Beleidsregels Verordening leerlingenvervoer gemeente De Ronde Venen 2015

Geldend van 15-02-2017 t/m 21-05-2019

Intitulé

Beleidsregels Verordening leerlingenvervoer gemeente De Ronde Venen 2015

Het college van burgemeester en wethouders van de gemeente De Ronde Venen;

overwegende dat:

-het ten behoeve van een praktische uitvoering van het leerlingenvervoer wenselijk is beleidsregels

vast te stellen;

-enkele bepalingen van de Verordening leerlingenvervoer gemeente De Ronde Venen 2015 nadere

uitleg behoeven;

gelet op de Verordening leerlingenvervoer gemeente De Ronde Venen 2015 (verder: Verordening leerlingenvervoer);

besluit:

vast te stellen de Beleidsregels Verordening leerlingenvervoer gemeente De Ronde Venen 2015

Artikel 1. Algemeen

Dit zijn de beleidsregels die behoren bij de Verordening leerlingenvervoer Gemeente De Ronde Venen 2015.

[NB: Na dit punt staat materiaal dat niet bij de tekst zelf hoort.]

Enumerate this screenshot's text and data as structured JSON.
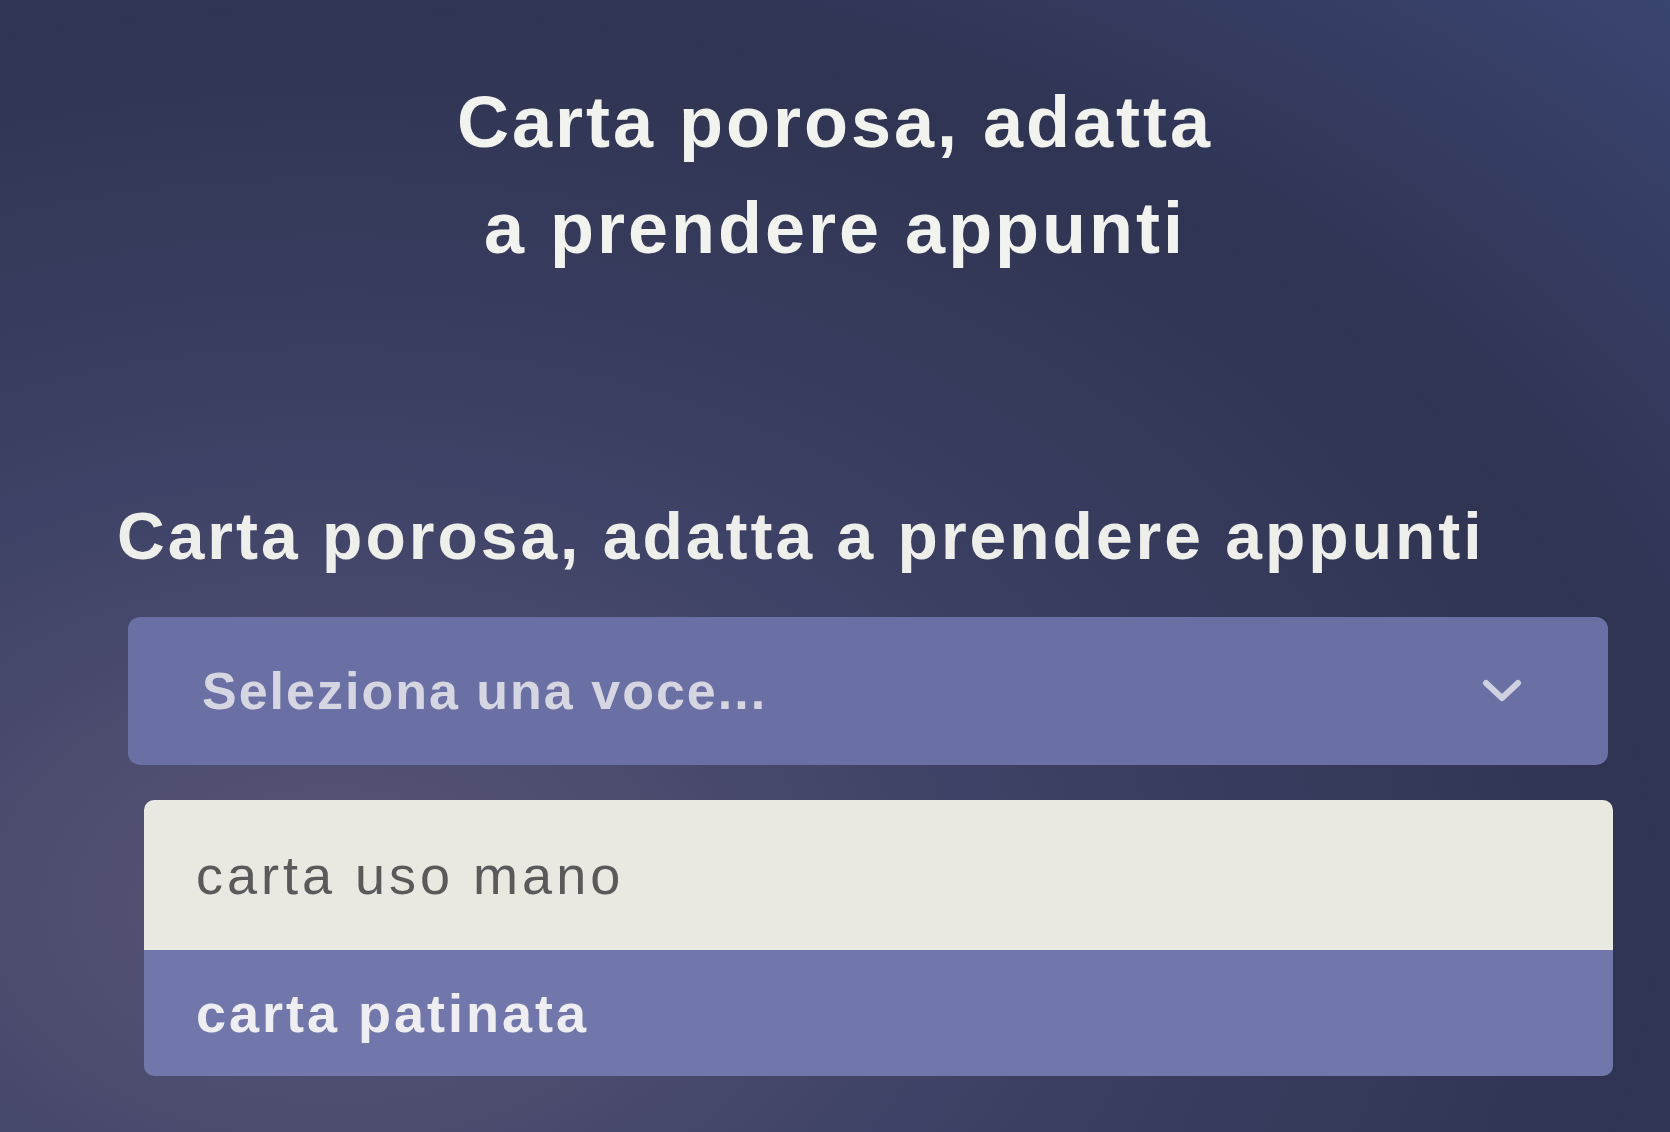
{
  "title": {
    "lines": [
      "Carta porosa, adatta",
      "a prendere appunti"
    ]
  },
  "question": {
    "label": "Carta porosa, adatta a prendere appunti",
    "select": {
      "placeholder": "Seleziona una voce...",
      "expanded": true
    },
    "options": [
      {
        "label": "carta uso mano",
        "selected": true
      },
      {
        "label": "carta patinata",
        "selected": false
      }
    ]
  }
}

Ouders zijn primair verantwoordelijk voor het schoolbezoek van hun kinderen. Het leerlingenvervoer is niet bedoeld ouders te ontlasten van hun verantwoordelijkheid voor een goede schoolgang van hun kinderen. De gemeente heeft uitsluitend de wettelijke zorgtaak een passende regeling te verstrekken, waarmee in de vervoerskosten van de leerling, en zo nodig een begeleider, kan worden voorzien. Ouders kunnen hun verantwoordelijkheden niet op- of overdragen aan de gemeente. De wettelijke regeling, noch de gemeentelijke verordening doet hier iets aan af.

De gemeente bepaalt op welke wijze leerlingenvervoer wordt toegekend aan aanvragers. Uitgangspunt is een vergoeding openbaar vervoer en als de leerling niet zelfstandig met het openbaar vervoer kan reizen komt daar vergoeding van de reiskosten voor een begeleider bij.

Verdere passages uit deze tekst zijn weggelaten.